The FLEX Benchmark shows that models reject false presuppositions at rates far below acceptable levels (GPT-4: 84%, Mistral: 2.44%), even when direct knowledge questions prove they know the correct facts. False presuppositions drive more accommodation than correct knowledge drives rejection.
STIM framework identifies local, mid-range, and long-range memorization sources in CoT reasoning. Local memorization—based on preceding tokens—accounts for up to 67% of reasoning errors, especially as complexity increases and distributional shift occurs.
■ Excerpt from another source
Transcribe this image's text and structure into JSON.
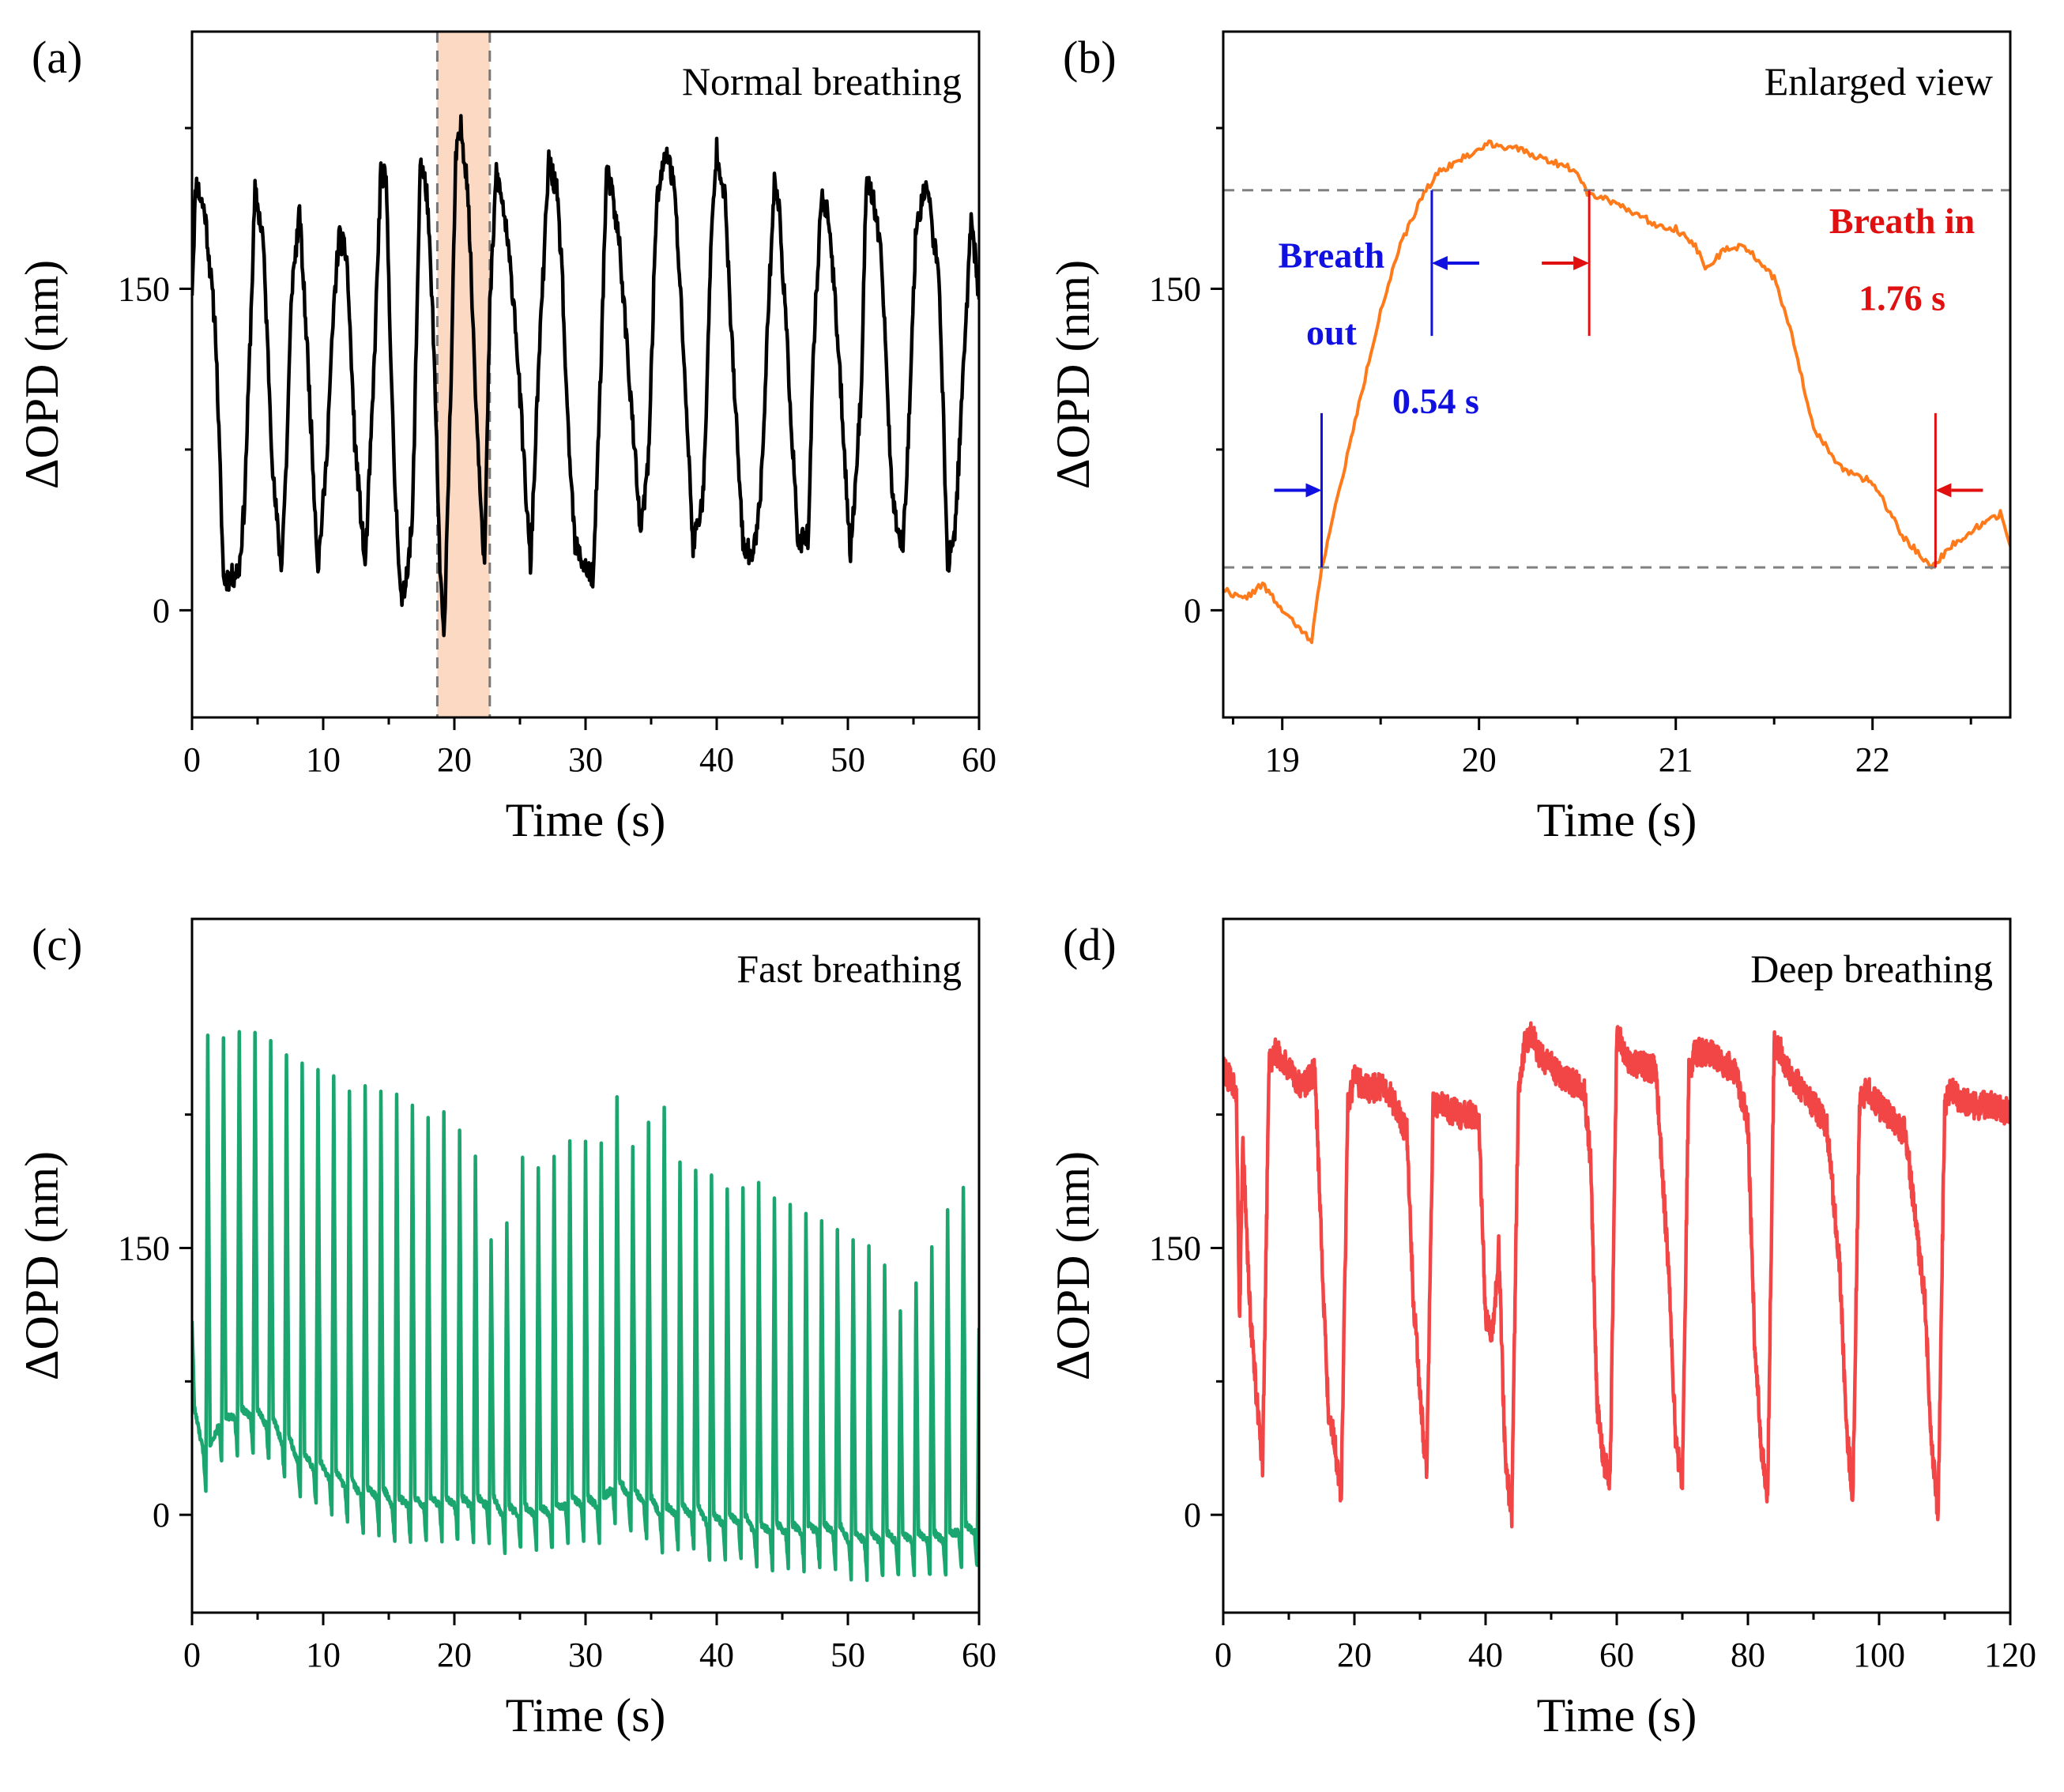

Models trained on systematically irrelevant traces maintain solution accuracy and sometimes improve out-of-distribution generalization, suggesting traces function as computational scaffolding rather than meaningful reasoning steps.
Applying Toulmin's argument model as explicit prompting steps (CQoT) improves LLM reasoning by forcing models to identify warrants and backing rather than skipping implicit premises. The method catches failures that standard chain-of-thought prompting allows.
Four cognitive tools implemented as sandboxed LLM calls improved GPT-4.1 on AIME2024 from 26.7% to 43.3% without any RL training. Modularity enforces operation isolation that pure prompting cannot guarantee, eliciting pre-existing reasoning capability.
Saliency analysis reveals that CoT prompting fails when question information doesn't aggregate into the prompt structure before reasoning begins. For simple questions, direct question-to-answer flow outperforms step-by-step reasoning, showing the optimal prompt depends on question type, not just task category.